Within this context, national reports continue to highlight Black boys in fourth grade being behind in reading and functioning only at the basic level. Literacy instruction that is based on the Science of Reading is extremely critical as it provides the necessary skills instrumental for students to learn to read properly, allowing them to become contributors in their communities and throughout life. Unfortunately, many students who are “warehoused” in Special Education, particularly Black boys, may never “escape” or receive access to high-quality literacy instruction during their academic journey, which places them in dead-end situations or on the pipeline to prison track. Black boys are over-identified at a higher rate than their White peers with emotional behavioral disabilities in their Individualized Education Programs (IEP), which groups them as being “defiant” or “angry” in a system which discounts their cultural capital. It is my hypothesis that this misidentification leads to inadequate identification of reading challenges and, therefore, prevents these students from receiving the necessary quality of reading instruction. 
What is needed in our discussion of Black boys within the dyslexia community is research examining if the IEPs of fourth grade Black and White boys in Special Education differ, especially when it comes to their (a) primary identification label, (b) reading goals and the instructional procedures designated to meet these goals, as well as (c) the implementation of the designated instruction to meet the reading goals. 
We need to examine whether the written IEPs are specific, measurable, attainable, result-bound, time-bound, and, most importantly, whether race plays a systematic role in students’ identification and instructional programming. In addition, Black boys with dyslexia are seldom given attention in research. Until we address the real systemic issues and raise awareness of such an understudied, and frankly neglected, topic and population, the lives of Black boys in Special Education will continue to be misidentified, undiagnosed, and underserved. Time for change is now! 

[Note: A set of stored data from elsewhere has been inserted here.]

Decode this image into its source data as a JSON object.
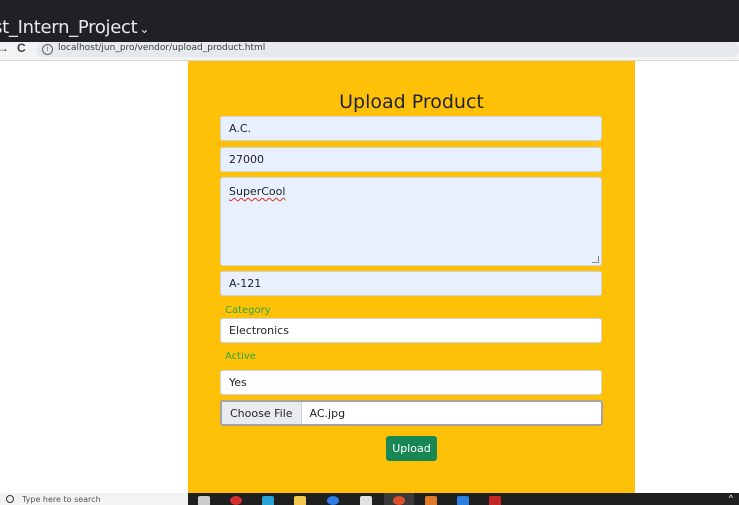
{
  "window": {
    "title": "rst_Intern_Project",
    "chevron": "⌄"
  },
  "browser": {
    "back_icon": "back-arrow-icon",
    "reload_icon": "reload-icon",
    "url": "localhost/jun_pro/vendor/upload_product.html"
  },
  "form": {
    "title": "Upload Product",
    "name_value": "A.C.",
    "price_value": "27000",
    "description_value": "SuperCool",
    "code_value": "A-121",
    "category_label": "Category",
    "category_value": "Electronics",
    "active_label": "Active",
    "active_value": "Yes",
    "file_button_label": "Choose File",
    "file_name": "AC.jpg",
    "submit_label": "Upload"
  },
  "taskbar": {
    "search_placeholder": "Type here to search"
  },
  "colors": {
    "panel": "#ffc107",
    "label": "#28a745",
    "submit": "#198754",
    "autofill": "#e8f0fe"
  }
}
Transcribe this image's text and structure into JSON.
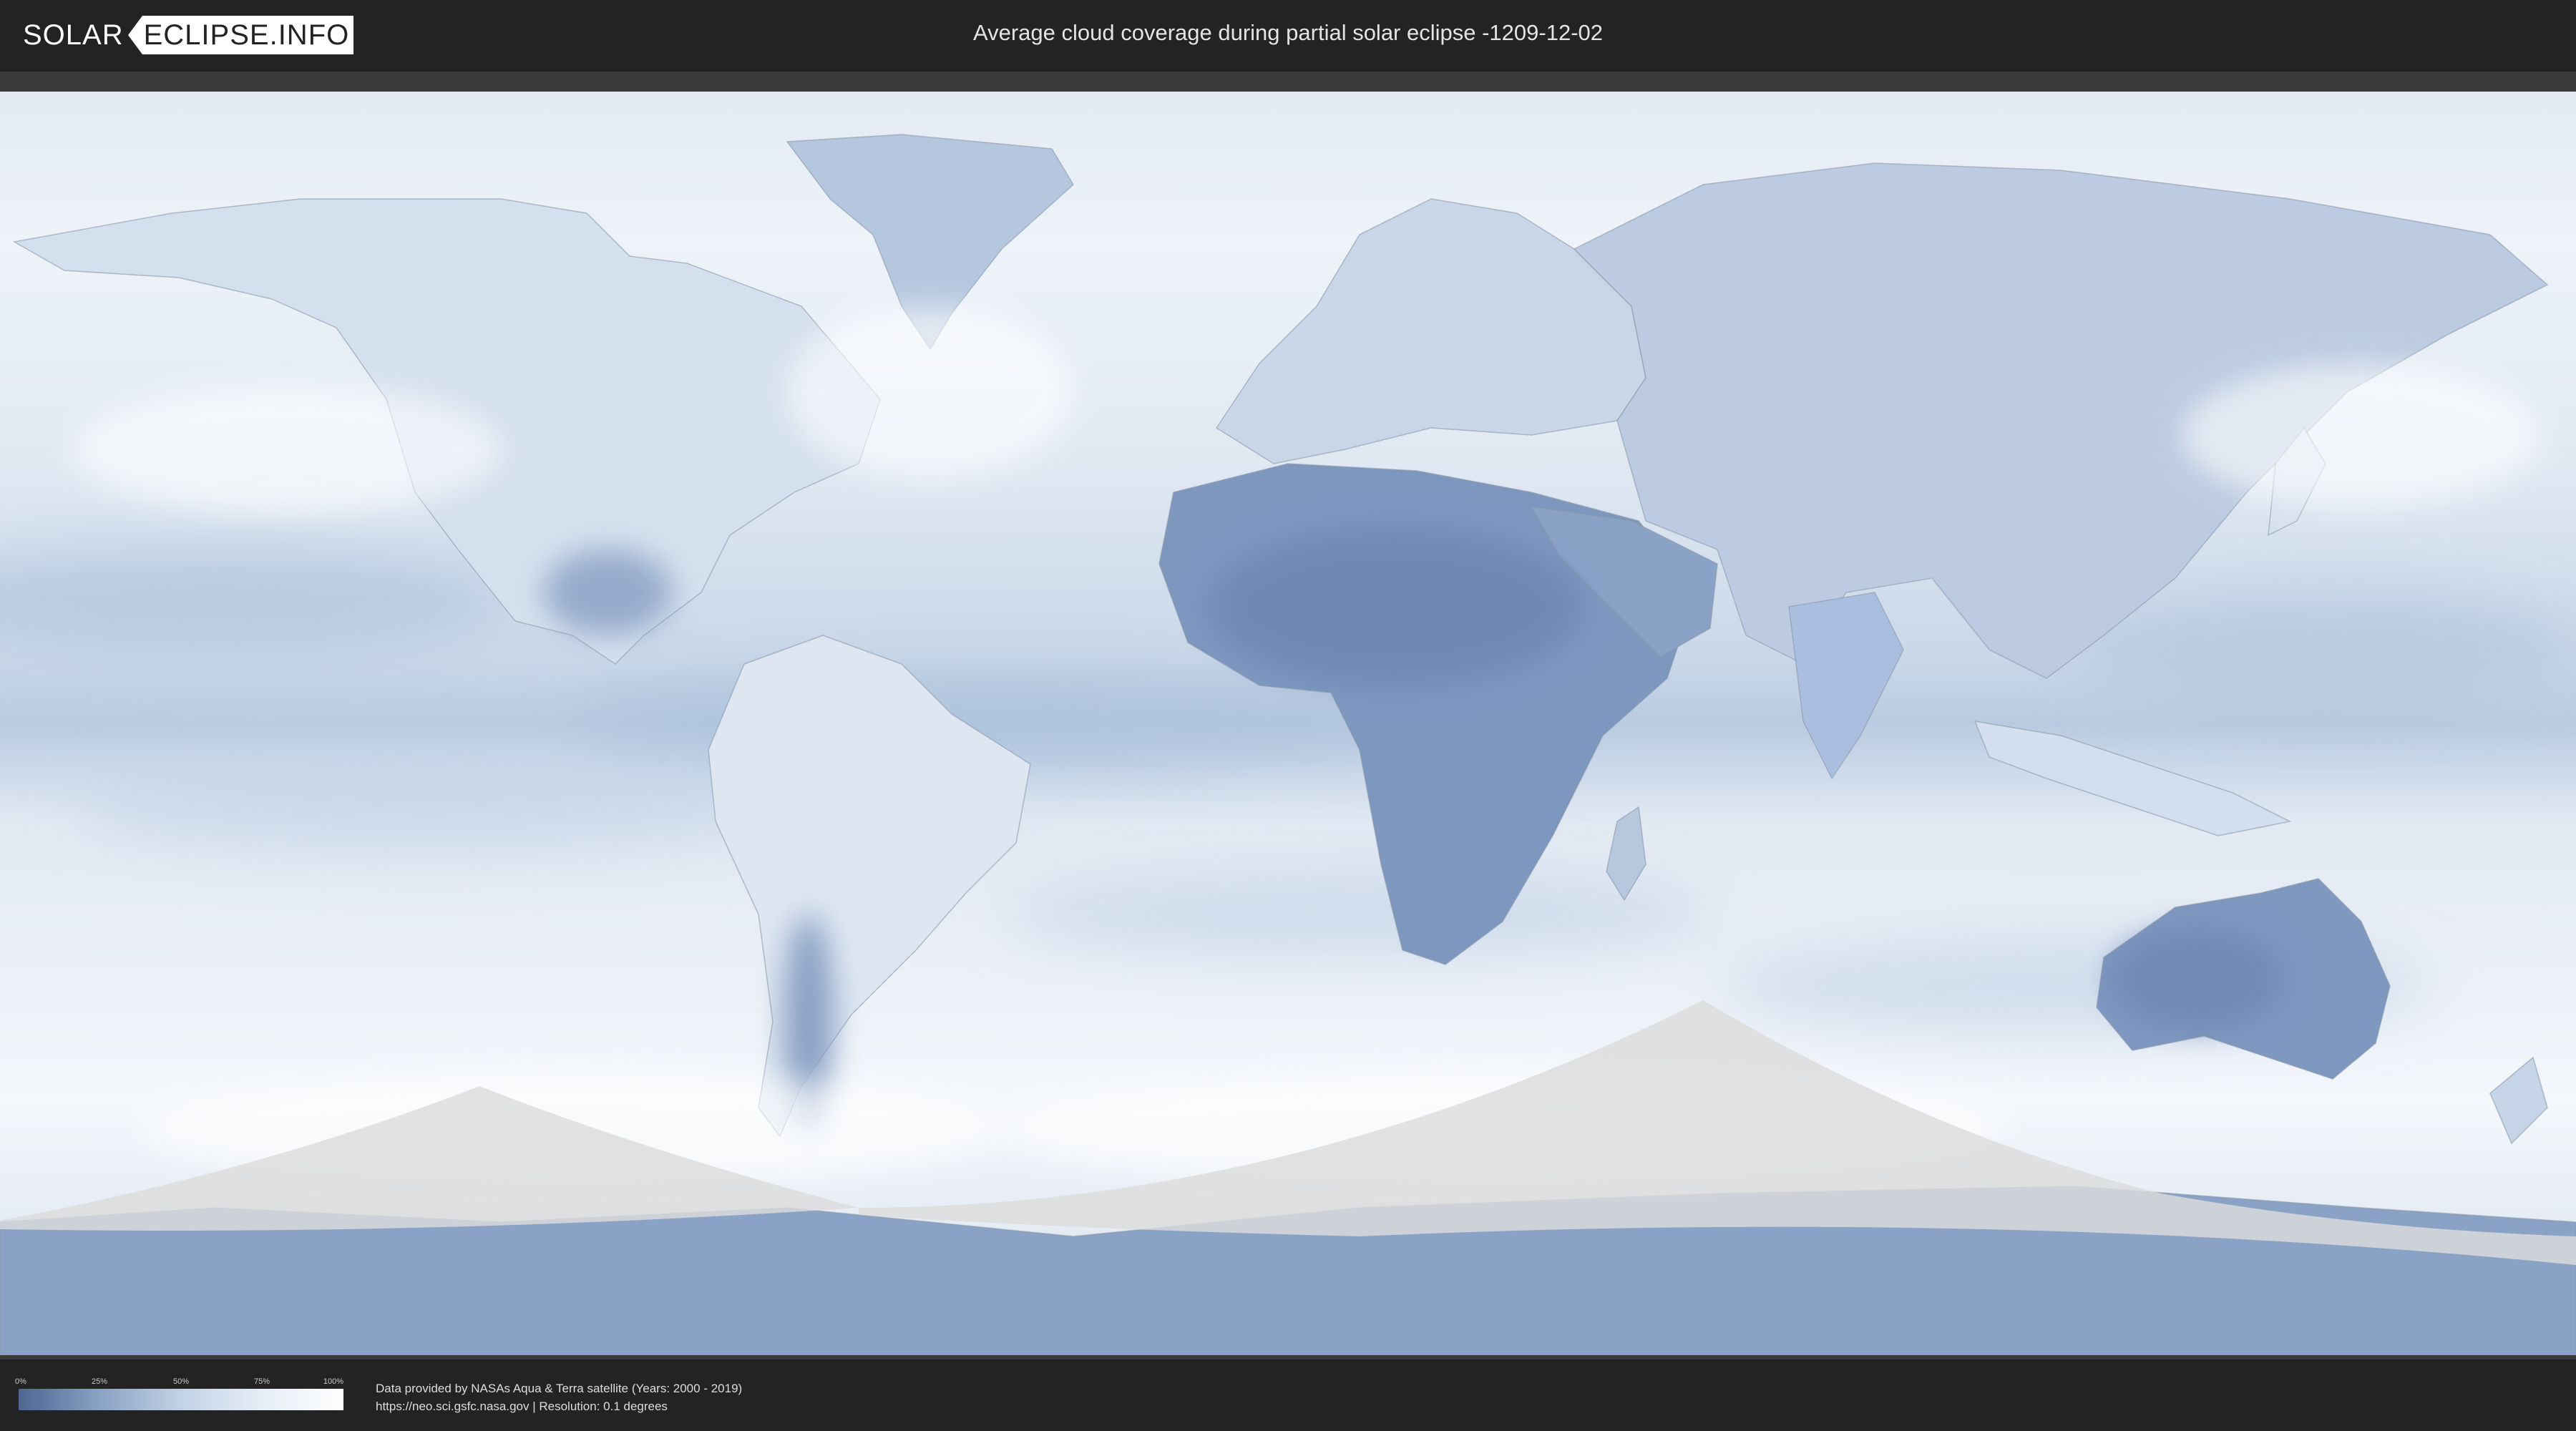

Shawn Anthony Robinson, PhD

Comments

  1. Dr. Robinson, thank you for this tight blog on dyslexia issues relating to Black children and youth. I really appreciate the multi-layered considerations of assessment, primary identification, IEP, and implied experimental designs for resolving impediments to goal attainment.

    ReplyDelete
  2. Thank you Shawn. Too often, no, that’s incorrect, every single black boy I’ve assessed fit this situation you’ve explained. Throwing a book across the room should be understood as, “l can’t read the words!” not, call the police and slap an EBD label on. Thank you for your work.

    ReplyDelete
    Replies
    1. You are exactly right! I just forwarded your comment to another school psychologist.

      Delete
  3. Thank you for your commitment to this work. You are such a fierce advocate for students with disabilities, particularly Black boys and girls.

    ReplyDelete
  4. “Special Education classrooms are a melting pot of students who are creative, innovative, and waiting for an opportunity to shine.”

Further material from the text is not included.